Pada November 2021, harga LPG CP Aramco mencapai US$ 847 per metrik ton, harga tertinggi sejak tahun 2014 atau meningkat 57% sejak Januari 2021.
"Penyesuaian harga LPG non subsidi terakhir dilakukan tahun 2017. Harga CPA November 2021 tercatat 74% lebih tinggi dibandingkan penyesuaian harga 4 tahun yang lalu," ungkap Pjs Corporate Secretary PT Pertamina Patra Niaga Irto Ginting kepada CNBC Indonesia, Senin (27/12/2021).
Terus melonjaknya impor LPG ini tak ayal juga turut membuat Presiden Joko Widodo (Jokowi) geram. Pada saat peresmian proses pembangunan atau groundbreaking proyek gasifikasi batu bara menjadi Dimethyl Ether (DME) di Kawasan Industri Tanjung Enim, Kabupaten Muara Enim, Sumatera Selatan, pada 24 Januari 2022 lalu, Presiden pun tak segan untuk mengungkapkan kekesalannya atas besarnya impor LPG RI.
"Saya sudah berkali-kali sampaikan mengenai hilirisasi, industrialisasi. Pentingnya mengurangi impor. Ini sudah enam tahun yang lalu saya perintah, tapi alhamdulillah hari ini meski dalam jangka panjang belum bisa dimulai, alhamdulillah bisa kita mulai hari ini, groundbreaking proyek hilirisasi batu bara menjadi DME," ungkapnya saat memberikan acara sambutan groundbreaking proyek DME di Tanjung Enim, Sumatera Selatan, Senin (24/01/2022).

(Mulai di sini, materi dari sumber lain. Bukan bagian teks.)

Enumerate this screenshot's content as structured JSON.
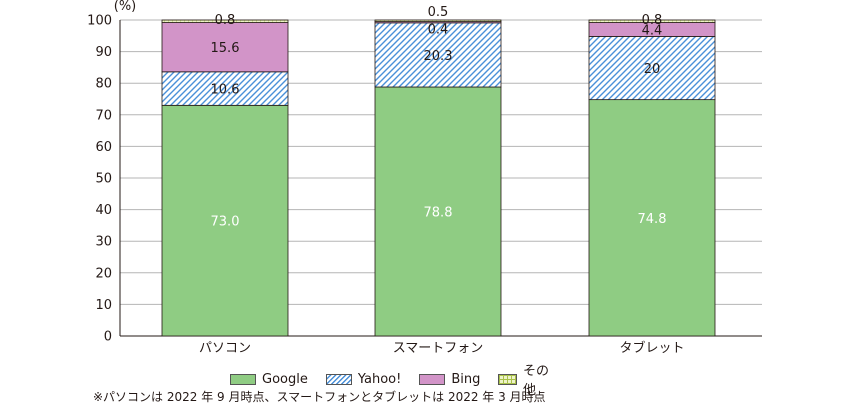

Jokowi menyebut, impor LPG Indonesia selama ini sangat besar bisa sekitar Rp 80 triliun dari kebutuhan Rp 100 triliun. Di sisi lain, pemerintah masih memberikan subsidi sekitar Rp 60-70 triliun per tahunnya.
"Pertanyaan saya, apakah ini mau kita lakukan terus-terusan? impor terus? Yang untung negara lain, yang terbuka lapangan kerja juga di negara lain, padahal kita memiliki raw material-nya, yaitu batu bara yang diubah jadi DME," tuturnya.
Presiden Jokowi menyebut, bila proyek DME di Tanjung Enim ini berjalan, maka bisa mengurangi subsidi APBN sebesar Rp 7 triliun.
"Kalau semua LPG nanti disetop, dan semua nanti pindah ke DME, duitnya gede sekali Rp 60-70 triliun itu akan bisa dikurangi subsidinya dari APBN," ujar Jokowi.
Selain mengurangi subsidi APBN, menurutnya ini juga berperan memperbaiki neraca perdagangan RI. Oleh karena itu, menurutnya proyek ini akan terus dikawalnya.
"Ini yang kita kejar, selain kita bisa perbaiki neraca perdagangan kita. Neraca transaksi berjalan kita karena kita gak impor," ujarnya.